In this approach, we input high power regions and their associated classes to an end-to-end network and utilize intermediate feature representations from a fully convolutional ROI detector at Level 0 (currently facenet) to distinguish between classes. In addition to the full end to end networks (HPR image -> class), we attempt to save the softmax outputs from the fully convolutional ROI detector locally to perform faster detection, with the network looking like (Softmax output of fully convolutional ROI detector -> class). Network architectures therefore tend to be large and require small batch sizes for effective computation. Architectures attempted include
* End to end facenet + 3 conv/pool blocks, using intermediate features as softmax outputs
* End to end facenet + 2 conv/pool blocks, using intermediate features as softmax outputs
* End to end facenet + 3 conv/pool blocks, using intermediate features as feature layer outputs
* End to end facenet + 2 conv/pool blocks, using intermediate features as feature layer outputs
* Partial end to end facenet + 3 conv/pool blocks

In general, we found these networks to lack discriminative potential due to the nature of high power regions as quite similar in terms of the ROI detector filter maps. Visualization of the filters indicated a significant number of "dead filters", yielding this approach as ineffective. Code for this section is located at `METHOD3/roi-net2` and `METHOD3/roi-endtoend`.

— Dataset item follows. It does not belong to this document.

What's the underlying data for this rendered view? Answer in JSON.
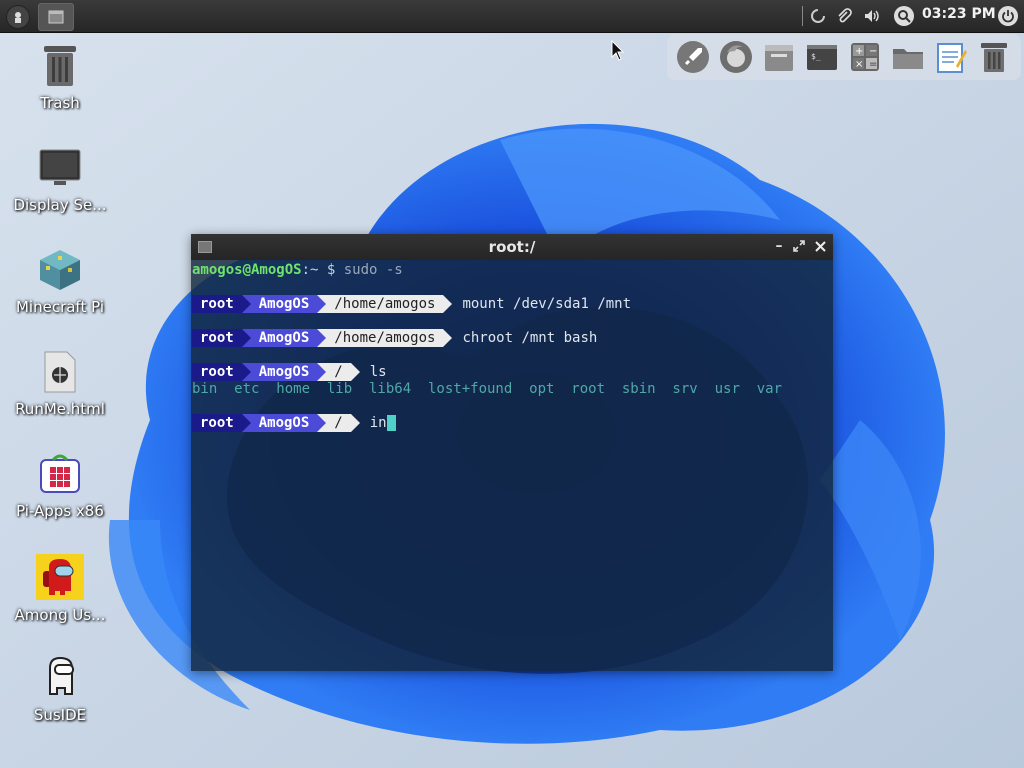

### Attempt 2: Mitosis-Based Networks

In this approach, we perform a similar process to Attempt 1 with HPR based networks, instead using mitosis softmax outputs (and feature layer representations) as opposed to ROI network outputs. Architectures attempted include
* End to end googlenet + 3 conv/pool blocks, using intermediate features as softmax outputs
* End to end facenet   + 3 conv/pool blocks, using intermediate features as softmax outputs
* End to end mitkonet  + 3 conv/pool blocks, using intermediate features as softmax outputs

Note that mitkonet was tested using both normalized and non-normalized patches. We additionally developed a binary (1 v 3) classifier using an end-to-end normalized mitkonet. Code for this section is located at `METHOD3/mitosis-*`.

### Attempt 3: Four-Channel Image Networks

To be completed, will update README after initial results.